"The whole spiritual journey might be summed up as humble hope." Thomas Keating

Thursday, July 1, 2010

Avarice, Faith, Humility, and the Banality of Good

A meeting I attended last night had an interesting discussion of envy. Some very good things were said about how envy is the one deadly sin that gives no one any pleasure, about how it is the opposite of gratitude and about how it saps the pleasure out of life.
I had decided to pass when my turn came, until the woman who spoke before me mentioned that three women had recently asked her to sponsor them, citing the usual reason: she has what they want. She found that amusing, since she recently sold her house and left her job, leaving her with what most people would rate as pretty much nothing.
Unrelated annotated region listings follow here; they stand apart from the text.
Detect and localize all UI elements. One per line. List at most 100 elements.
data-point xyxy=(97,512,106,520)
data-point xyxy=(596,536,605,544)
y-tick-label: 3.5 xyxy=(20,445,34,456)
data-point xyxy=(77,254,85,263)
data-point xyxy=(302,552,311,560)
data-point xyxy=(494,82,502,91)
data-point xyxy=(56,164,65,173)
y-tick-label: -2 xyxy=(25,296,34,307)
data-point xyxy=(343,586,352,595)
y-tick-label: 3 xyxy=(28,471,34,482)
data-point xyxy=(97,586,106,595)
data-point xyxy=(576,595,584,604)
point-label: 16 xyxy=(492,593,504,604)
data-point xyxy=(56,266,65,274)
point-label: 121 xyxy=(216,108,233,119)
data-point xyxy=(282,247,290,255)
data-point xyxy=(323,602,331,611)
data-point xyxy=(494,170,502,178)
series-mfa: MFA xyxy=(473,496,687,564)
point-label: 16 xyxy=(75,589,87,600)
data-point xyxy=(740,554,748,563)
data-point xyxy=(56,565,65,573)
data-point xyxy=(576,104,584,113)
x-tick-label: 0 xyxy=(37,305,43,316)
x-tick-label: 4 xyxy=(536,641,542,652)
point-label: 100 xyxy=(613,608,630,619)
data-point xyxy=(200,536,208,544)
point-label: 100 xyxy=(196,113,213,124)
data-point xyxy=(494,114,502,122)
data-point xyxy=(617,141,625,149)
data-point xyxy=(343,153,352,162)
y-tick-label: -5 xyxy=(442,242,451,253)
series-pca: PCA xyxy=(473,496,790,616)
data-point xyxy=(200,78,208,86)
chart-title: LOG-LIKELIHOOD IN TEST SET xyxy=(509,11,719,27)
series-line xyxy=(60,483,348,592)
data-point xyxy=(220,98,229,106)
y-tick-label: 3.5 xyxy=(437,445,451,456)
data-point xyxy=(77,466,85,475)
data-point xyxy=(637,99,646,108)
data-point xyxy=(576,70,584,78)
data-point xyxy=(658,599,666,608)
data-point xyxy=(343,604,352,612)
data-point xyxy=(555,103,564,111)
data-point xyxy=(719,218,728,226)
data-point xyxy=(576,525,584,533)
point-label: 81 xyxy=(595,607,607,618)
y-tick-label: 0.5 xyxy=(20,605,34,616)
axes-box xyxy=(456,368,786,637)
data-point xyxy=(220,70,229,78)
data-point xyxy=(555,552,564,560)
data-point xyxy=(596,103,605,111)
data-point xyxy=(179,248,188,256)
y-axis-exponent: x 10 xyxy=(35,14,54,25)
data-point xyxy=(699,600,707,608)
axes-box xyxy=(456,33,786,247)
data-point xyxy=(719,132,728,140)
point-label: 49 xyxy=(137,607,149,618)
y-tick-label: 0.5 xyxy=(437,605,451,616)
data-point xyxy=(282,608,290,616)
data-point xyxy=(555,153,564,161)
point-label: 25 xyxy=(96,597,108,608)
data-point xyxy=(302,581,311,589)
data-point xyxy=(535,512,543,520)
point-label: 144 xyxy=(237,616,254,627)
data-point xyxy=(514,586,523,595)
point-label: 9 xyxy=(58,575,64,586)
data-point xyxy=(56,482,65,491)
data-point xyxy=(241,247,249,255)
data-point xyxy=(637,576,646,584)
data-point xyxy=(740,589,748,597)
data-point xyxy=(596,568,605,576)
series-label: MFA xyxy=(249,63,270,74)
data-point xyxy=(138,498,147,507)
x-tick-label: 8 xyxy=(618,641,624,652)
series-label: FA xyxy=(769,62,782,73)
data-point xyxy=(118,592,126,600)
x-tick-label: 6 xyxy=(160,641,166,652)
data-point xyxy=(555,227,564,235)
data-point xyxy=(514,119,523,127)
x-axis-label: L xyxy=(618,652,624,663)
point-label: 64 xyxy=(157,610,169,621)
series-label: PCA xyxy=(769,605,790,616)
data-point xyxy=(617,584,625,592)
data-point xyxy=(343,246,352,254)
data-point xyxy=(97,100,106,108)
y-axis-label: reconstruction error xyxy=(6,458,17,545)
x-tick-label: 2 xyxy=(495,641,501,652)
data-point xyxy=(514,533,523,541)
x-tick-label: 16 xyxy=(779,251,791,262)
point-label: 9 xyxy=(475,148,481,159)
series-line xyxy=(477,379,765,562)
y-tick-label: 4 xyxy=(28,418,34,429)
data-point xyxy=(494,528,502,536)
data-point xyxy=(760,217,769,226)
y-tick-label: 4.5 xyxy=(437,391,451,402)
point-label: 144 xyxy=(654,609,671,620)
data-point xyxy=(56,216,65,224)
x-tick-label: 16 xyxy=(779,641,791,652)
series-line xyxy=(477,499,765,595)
That got me thinking, so I decided that I should do some thinking out loud and share. What I realized was that, while I am troubled by envy, I am much more subject to avarice: the desire for things I don't have. I did a quick inventory of those desired objects, jobs, status, whatever and quickly saw that the one factor they had in common was that they were all spiritually bad for me. I am like a diabetic who wants to get a whole lot of ice cream. Many of the things I do have, like love, friendship and the AA fellowship, are great for me, but I tend to ignore my veggies and go for the ice cream.
As anyone reading this blog knows by now, I think that faith and humility are the most important keys to the program and to happiness. Just about everything I desire impedes one or both of those.
I know that faith, an openness to life's possibilities and a willingness to accept and deal with what comes, is essential. A person of faith takes joy in the surprises life offers and accepts the predictable as dull backdrop to the really fun stuff. My instincts, as shown in my avarice, is to demand complete predictability. I want to know what job I will have next year, what the tasks will be, that it will be there as long as I want it and pay the salary necessary for me to maintain my life just as it is. That is to say, I want no surprises, I want complete controllability -- the diametrical opposite of faith.
Similarly, as I said in my last post, I revel in my dependency on the opinions of others. I want their praise, their respect, even when I don't respect their values. Now that is a twisted form of vainglory. I recently read Han Fallada's Every Man Dies Alone, a German novel from 1947 about life under the Nazis. It is based on the true story of a working class German couple who, after their son is killed in combat, decide they must do something, anything, to contribute to the fall of a regime that offers only oppression and death. Their form of resistance is pitifully small: they write seditious messages on postcards and leave them on stairways and windowsills. They knew what they were doing was small, but it was something they could do and if they were caught (which they were) it would cost them their lives, and no one can risk more than their lives. The thing was to do something. Now, clearly they were not looking for respect, not to mention glory. Those who supported the Nazis would, of course, view them as evil and most of those opposed to the Nazis would view them as futile nut cases. But they did what they could because they had to. In an afterward the editor compares the book to Arendt's Eichmann in Jerusalem noting that whereas Arendt "dissects and analyzes 'the banality of evil,' Hans Fallada's Every Man Dies Alone comprehends and honors the banality of good."
I love that phrase, "the banality of good." At this moment that seems to me to be the essence of humility - to do the small things in your small way that you can do because you should do them. I hope that I can learn to sincerely strive for the faith and humility that will open the path to the banal good I am capable of.